This fixes the date of the encampment of these troops on the hill where the present new modern school-house is being erected, as being about the latter part of December, 1776, or January, 1777. The encampment probably consisted of part of the four regiments, under Colonels Allison, Hathorn, Woodhull and Clinton. An order was issued on January 4, 1777, dismissing part of these troops, leaving about 300 men in the above camp for the winter.
One of the first engagements in which our Chester patriots took part, occurred at Suffern, October 3, 1777, when Major Thomas Moffatt ordered Captain Wood and twenty men to cover the pass through the mountains at this point, where they intercepted a band of Tories, with the result of one robber killed and three wounded.
Our company was engaged under Colonel Allison later on at Forts Montgomery and Clinton. While these events were transpiring on the Hudson, the western frontier was harassed by the incursions of the Indians and Tories under the leadership of the educated half-breed Brant, together with Butler the Tory. Our troops becoming alarmed by the fugitives' accounts of the massacres and burnings taking place on the frontier, Colonel Hathorn, together with Lieutenant Colonel Tusten, of Colonel Allison's Goshen Regiment, and with such numbers of the commands as could be brought together in so brief a time, proceeded at once to Minisink, on July 22, 1779, to take part in that bloody battle on this date. Several of our Chester Company were among the brave troops.
SUBSEQUENT HISTORICAL INCIDENTS.
After the Revolutionary War and until 1845, the village of Chester was a part of the township of Goshen, and had become quite an important trading center, being at the junction of the two leading State roads. Up to the time of the building of the Warwick Valley road, in 1863, now the Lehigh and Hudson, the pig iron from Wawayanda Lake forge was carted to Chester for shipment on the Erie, the butter and other farm produce from the Vernon Valley, extending as far as Newton, N. J., was also brought to this point for shipment. It was but natural that the trial to decide the boundaries of the Chesekook and Wawayanda Indian patents should have been held at this place. In the year 1785, in the barn connected with the Yelverton Inn, erected in the year 1765, still standing, in good state of preservation, and owned by Joseph Durland, some of the older inhabitants and pioneers of Orange County met with the nation's most famous lawyers, Alexander Hamilton and Aaron Burr. The Wawayanda patentees were fortunate in securing these men during this trial, and many historical facts were brought out, through the witnesses sworn at this trial. In their testimony concerning what they knew about the early settlement of the country and the relations of the whites to the native Indians, the evidence was set forth. The burden of the testimony seemed to prove that Schunnemunk was not considered by the pioneers as the high hills of the Hudson. On this trial, Judge Elihu Marvin stated "that he was born in 1719 and moved in what is now known as the town of Chester in 1742. Whenever he visited Haverstraw and returned as far as the Ramapo River, it was always called beyond the High Hills of the Hudson."
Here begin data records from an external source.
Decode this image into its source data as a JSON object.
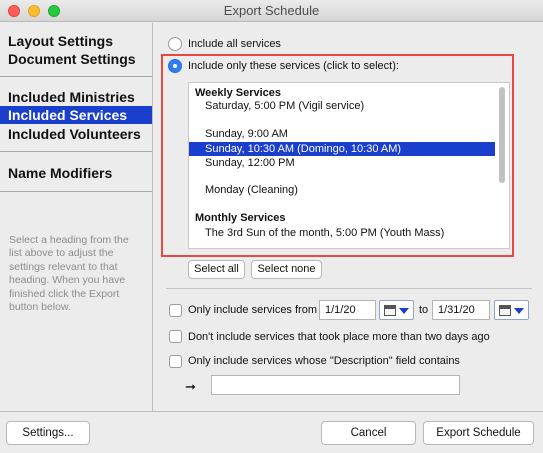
{
  "window": {
    "title": "Export Schedule"
  },
  "sidebar": {
    "items": [
      {
        "label": "Layout Settings"
      },
      {
        "label": "Document Settings"
      },
      {
        "label": "Included Ministries"
      },
      {
        "label": "Included Services"
      },
      {
        "label": "Included Volunteers"
      },
      {
        "label": "Name Modifiers"
      }
    ],
    "selected": "Included Services",
    "help_text": "Select a heading from the list above to adjust the settings relevant to that heading. When you have finished click the Export button below."
  },
  "services": {
    "include_all_label": "Include all services",
    "include_only_label": "Include only these services (click to select):",
    "selected_option": "include_only",
    "list": [
      {
        "type": "heading",
        "text": "Weekly Services"
      },
      {
        "type": "item",
        "text": "Saturday, 5:00 PM (Vigil service)"
      },
      {
        "type": "blank",
        "text": ""
      },
      {
        "type": "item",
        "text": "Sunday, 9:00 AM"
      },
      {
        "type": "item",
        "text": "Sunday, 10:30 AM (Domingo, 10:30 AM)",
        "selected": true
      },
      {
        "type": "item",
        "text": "Sunday, 12:00 PM"
      },
      {
        "type": "blank",
        "text": ""
      },
      {
        "type": "item",
        "text": "Monday (Cleaning)"
      },
      {
        "type": "blank",
        "text": ""
      },
      {
        "type": "heading",
        "text": "Monthly Services"
      },
      {
        "type": "item",
        "text": "The 3rd Sun of the month, 5:00 PM (Youth Mass)"
      }
    ],
    "select_all_label": "Select all",
    "select_none_label": "Select none"
  },
  "filters": {
    "date_range_label": "Only include services from",
    "from_date": "1/1/20",
    "to_label": "to",
    "to_date": "1/31/20",
    "recent_label": "Don't include services that took place more than two days ago",
    "description_label": "Only include services whose \"Description\" field contains",
    "description_value": "",
    "arrow": "➞"
  },
  "footer": {
    "settings_label": "Settings...",
    "cancel_label": "Cancel",
    "export_label": "Export Schedule"
  },
  "colors": {
    "selection": "#1a3fcc",
    "highlight_border": "#e8483e",
    "radio_on": "#2f7cf6"
  }
}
Hugh Dobbin, aged seventy-six, stated "that he lived near Sugar Loaf Mountain since 1738."
Deliverance Conkling, who lived near Wickham's Pond, stated "that he was 71 years old, and has known personally Lancaster Symes, one of the Wawayanda patentees, and the pond at Goose Pond Mountain used to be called Cromeline Pond, and abounded in wild geese."
Samuel Gale was born in 1737, and testified "that the Chesekooks line had always been disputed."
William Thompson was born in 1723, was chain bearer for Colonel Clinton and usually stopped, when surveying the Chesekook patent, at Perry's near Wickham's Pond. He had talked with the Indians and remained at times in their wigwams.
Ebenezer Holly, born 1698, stated that he knew Captain Symes, Captain Aske, Christopher Denn and Daniel Cromeline. In dispute with the Indians, Governor Burnet had decided that the Indians must move off the land; among the Indians who still claimed land were Rondout, Hons and Romer. He stated that Cromeline made his first improvement at Greycourt.